On Alphas there are a couple of different (hardware level) monitors that lead to the OS boot. I haven't played with any of them, yet, but I'm told that MILO is used on some (most?).
As we move away from the question of "how does it get into memory" we can ask what other features are unique to the Linux start-up. On unusual feature is "initrd" the option to create an "initial RAM disk image" --- this is a compressed archive that is extracted into a RAM disk, and it allows one to have a modular kernel and a script that loads the desired modules from the RAM disk. It is also possible to create multi-volume "boot/root" and "boot/init/root" sets of Linux.
I don't know what a "totally modular kernel" means. You still have the option to compile a Linux kernel with various options "built-in" and others built as separate modules. You can do this in many combinations.
With initrd you can create a kernel that doesn't even have the driver for its primary drive controllers built-in (it would be a module in the initrd image and would be auto loaded by either the "kerneld" (or "kmod") feature or by using an "insmod" or "modprobe" command from the /initrc script that's extracted unto the RAM disk).
I personally don't do this. I build my primary disk controller driver and my primary ethernet card drivers directly into my kernels.
I have no idea what a "task oriented 'splinter, splinter' tree" would be.

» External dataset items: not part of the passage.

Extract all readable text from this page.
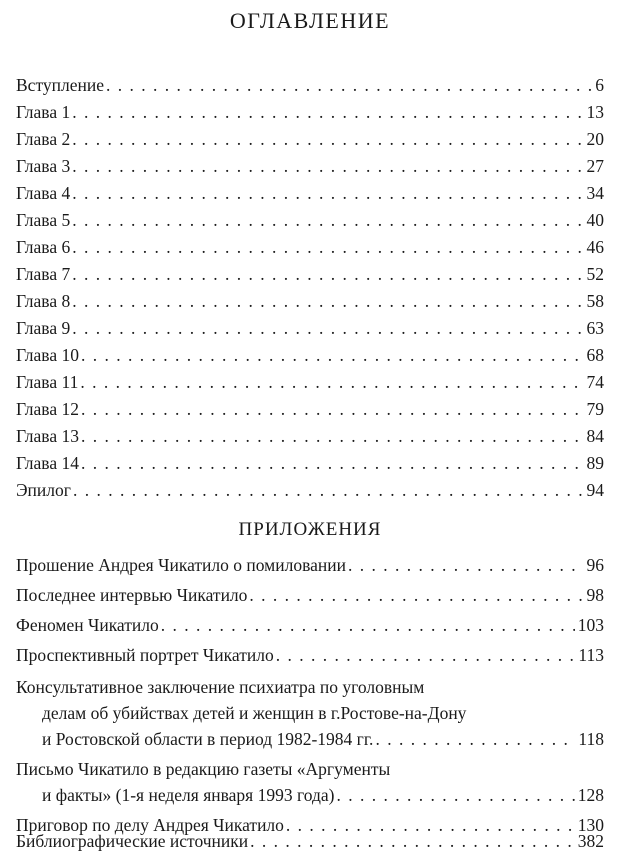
ОГЛАВЛЕНИЕ
Вступление . . .	6
Глава 1 . . .	13
Глава 2 . . .	20
Глава 3 . . .	27
Глава 4 . . .	34
Глава 5 . . .	40
Глава 6 . . .	46
Глава 7 . . .	52
Глава 8 . . .	58
Глава 9 . . .	63
Глава 10 . . .	68
Глава 11 . . .	74
Глава 12 . . .	79
Глава 13 . . .	84
Глава 14 . . .	89
Эпилог . . .	94
ПРИЛОЖЕНИЯ
Прошение Андрея Чикатило о помиловании . . .	96
Последнее интервью Чикатило . . .	98
Феномен Чикатило . . .	103
Проспективный портрет Чикатило . . .	113
Консультативное заключение психиатра по уголовным
делам об убийствах детей и женщин в г.Ростове-на-Дону
и Ростовской области в период 1982-1984 гг. . . .	118
Письмо Чикатило в редакцию газеты «Аргументы
и факты» (1-я неделя января 1993 года) . . .	128
Приговор по делу Андрея Чикатило . . .	130
Библиографические источники . . .	382
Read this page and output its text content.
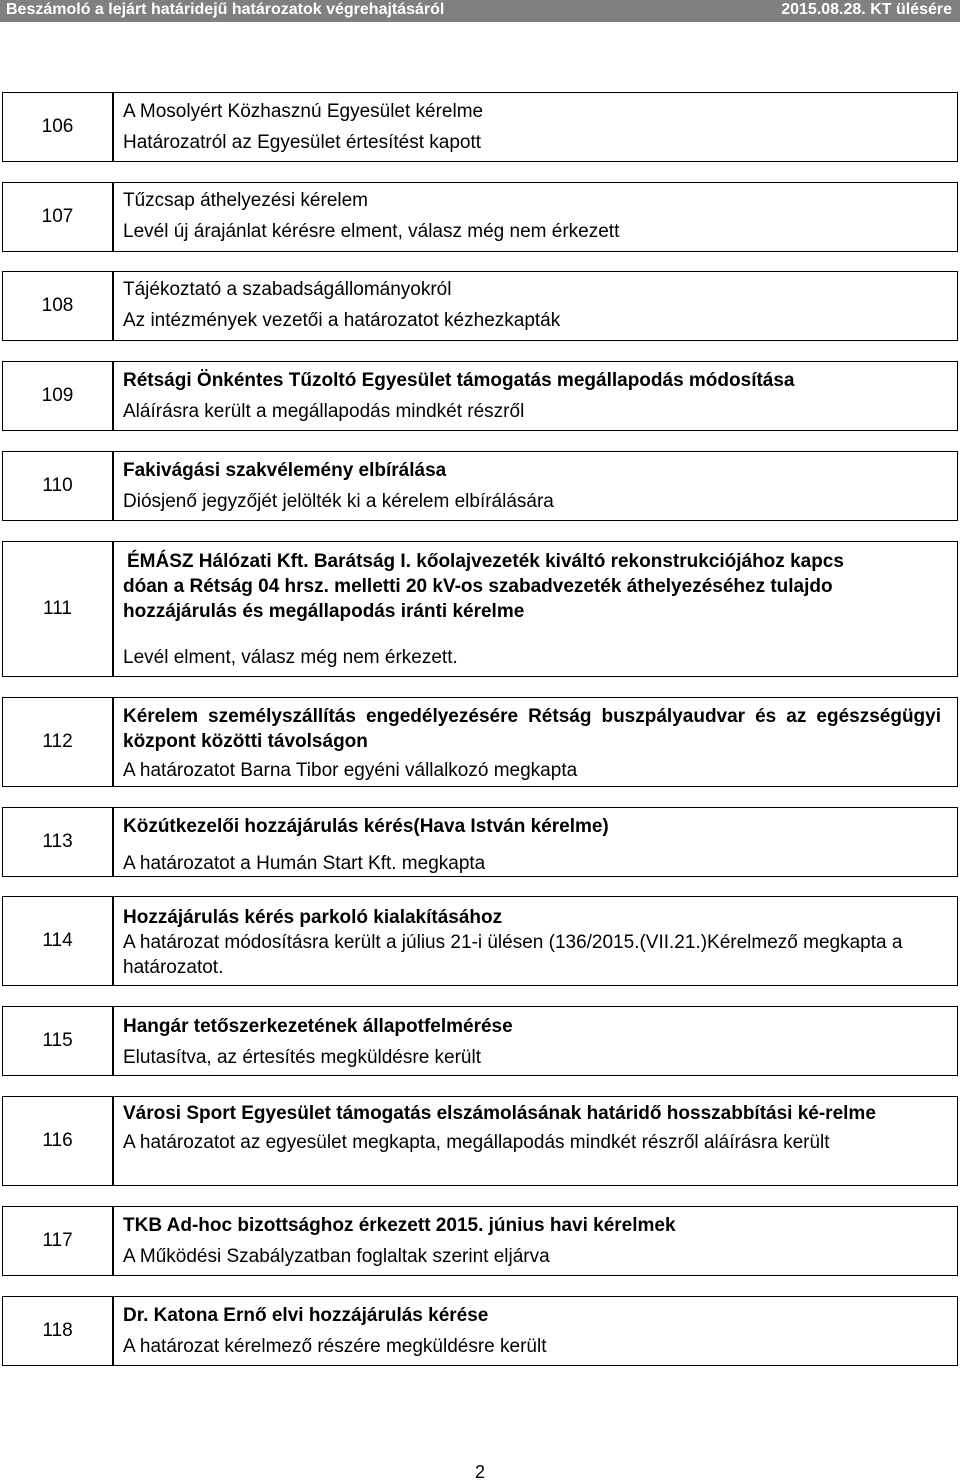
Beszámoló a lejárt határidejű határozatok végrehajtásáról	2015.08.28. KT ülésére
106
A Mosolyért Közhasznú Egyesület kérelme
Határozatról az Egyesület értesítést kapott
107
Tűzcsap áthelyezési kérelem
Levél új árajánlat kérésre elment, válasz még nem érkezett
108
Tájékoztató a szabadságállományokról
Az intézmények vezetői a határozatot kézhezkapták
109
Rétsági Önkéntes Tűzoltó Egyesület támogatás megállapodás módosítása
Aláírásra került a megállapodás mindkét részről
110
Fakivágási szakvélemény elbírálása
Diósjenő jegyzőjét jelölték ki a kérelem elbírálására
111
ÉMÁSZ Hálózati Kft. Barátság I. kőolajvezeték kiváltó rekonstrukciójához kapcs
dóan a Rétság 04 hrsz. melletti 20 kV-os szabadvezeték áthelyezéséhez tulajdo
hozzájárulás és megállapodás iránti kérelme
Levél elment, válasz még nem érkezett.
112
Kérelem személyszállítás engedélyezésére Rétság buszpályaudvar és az egészségügyi központ közötti távolságon
A határozatot Barna Tibor egyéni vállalkozó megkapta
113
Közútkezelői hozzájárulás kérés(Hava István kérelme)
A határozatot a Humán Start Kft. megkapta
114
Hozzájárulás kérés parkoló kialakításához
A határozat módosításra került a július 21-i ülésen (136/2015.(VII.21.)Kérelmező megkapta a határozatot.
115
Hangár tetőszerkezetének állapotfelmérése
Elutasítva, az értesítés megküldésre került
116
Városi Sport Egyesület támogatás elszámolásának határidő hosszabbítási ké-relme
A határozatot az egyesület megkapta, megállapodás mindkét részről aláírásra került
117
TKB Ad-hoc bizottsághoz érkezett 2015. június havi kérelmek
A Működési Szabályzatban foglaltak szerint eljárva
118
Dr. Katona Ernő elvi hozzájárulás kérése
A határozat kérelmező részére megküldésre került
2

For your information i'm an undergraduate doing a research on this topics. Please help cause i'm in a dark over Linux operating system!!
These last two questions are far deeper into the Linux kernel code that I have gone.
You'll probably want to start by reading:
... you'll want to look at the LDP KHG (the Linux Documentation Project's Kernel Hacker's Guide) (http://sunsite.unc.edu/LDP/ and many mirrors).
You'll undoubtedly want to also extract a copy of the sources, possible for several versions of the Linux kernel, and look at the directory structures and read some of the code. That will reveal everything that's important about the organization of the kernel.
One of these days I'd like to see a "Linux Kernel Sources Annoted Study Guide" --- telling me where to start (/usr/src/linux/arch/i386/boot --- bootsect.S or setup.S?) and walks through all of the code until a simple, hypothetical system completes a shutdown. Of course it would be nice to see the video, too!
Another thing you could do is look through the archives of the kernel mailing list, even join it and read through some of the traffic that flows through there. That is the principle medium of communications for the developers who collaborate on the Linux kernel.
For comparison you might also look for overviews of the FreeBSD, NetBSD, and OpenBSD development projects.
Thanks. Email me back ASAP please...